L'histoire de Gusoon et de sa famille m'a beaucoup touchée. C'est au cours du premier voyage de sa mère en France, alors qu'elle-même ne parvient pas à avoir un enfant, qu'elle revient sur son enfance, et sur ce qui l'a poussée à quitter la Corée.
L'héroïne est née en 1971, ses parents avaient 50 et 42 ans quand elle est née. Son prénom signifie tout simplement son rang de naissance, très important en Corée - elle en voudra beaucoup à ses parents de lui avoir donné un prénom si banal. L'enfance, à Seochang-dong, près de Kwangju, fut pourtant heureuse, jusqu'au départ pour Séoul, la ville promise pour bien des provinciaux. Et c'est là que le lecteur occidental peut être surpris, pour ne pas dire choqué. Escroquée par son frère, la mère de Gusoom n'a jamais porté plainte contre lui, ne s'est jamais révolté, elle est même allée le voir quand il fut emprisonné pour ses escroqueries, mais elle a sacrifié ses propres enfants, qui durent arrêter leurs études parce qu'ils devaient subvenir à leurs besoins.

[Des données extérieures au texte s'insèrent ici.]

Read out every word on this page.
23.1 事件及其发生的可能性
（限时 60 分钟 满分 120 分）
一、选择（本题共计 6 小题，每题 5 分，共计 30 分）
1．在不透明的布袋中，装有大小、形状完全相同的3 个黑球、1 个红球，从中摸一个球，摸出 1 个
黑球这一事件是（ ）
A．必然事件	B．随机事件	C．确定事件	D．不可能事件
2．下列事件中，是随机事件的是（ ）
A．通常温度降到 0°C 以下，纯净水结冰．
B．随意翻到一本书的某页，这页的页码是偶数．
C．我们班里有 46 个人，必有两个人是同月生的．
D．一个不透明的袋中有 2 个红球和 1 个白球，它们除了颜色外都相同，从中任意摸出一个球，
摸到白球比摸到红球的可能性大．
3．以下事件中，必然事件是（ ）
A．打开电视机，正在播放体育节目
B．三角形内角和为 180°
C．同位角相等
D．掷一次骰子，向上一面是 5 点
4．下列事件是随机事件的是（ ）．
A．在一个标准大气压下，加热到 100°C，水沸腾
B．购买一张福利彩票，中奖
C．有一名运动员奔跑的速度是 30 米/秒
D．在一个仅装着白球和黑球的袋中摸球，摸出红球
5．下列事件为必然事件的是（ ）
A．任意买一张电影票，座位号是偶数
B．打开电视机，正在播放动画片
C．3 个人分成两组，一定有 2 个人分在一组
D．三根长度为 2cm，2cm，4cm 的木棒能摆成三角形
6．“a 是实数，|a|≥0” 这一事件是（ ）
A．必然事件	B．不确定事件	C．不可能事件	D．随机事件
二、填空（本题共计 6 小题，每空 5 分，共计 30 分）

Il faut dire que la mère de Gusoom a été elle-même sacrifiée pour ses frères, ne faisant pas d'études parce qu'elle est une fille - sur ce point, Asie et Europe se retrouvent. Gusoom nous présente ses trois oncles - pas un pour racheter l'autre, enfants gâtés devenus des adultes nombrilistes.
Ce qui m'a frappé aussi est la violence, même pas sous-jacente. Les professeurs battent les élèves. Les oncles battent comme plâtre leur nièce. La violence monte d'un cran quand elle devient officiel. Je pense aux marchants ambulants, dispersés par la police, ou au soulèvement de Gwangju (le massacre, devrai-je dire). Pas ou peu de révolte, une soumission au destin. le point de non-retour est atteint quand sa soeur Iseul est atteinte du diabète. Les conséquences de la maladie sur le corps et sur la vie d'Iseul sont rares en Occident, parce que les malades apprennent à vivre avec, non à faire comme si la maladie n'était pas là. La révolte de l'héroïne face à ses coups du sort sera son départ vers la France - et cet hommage aux siens.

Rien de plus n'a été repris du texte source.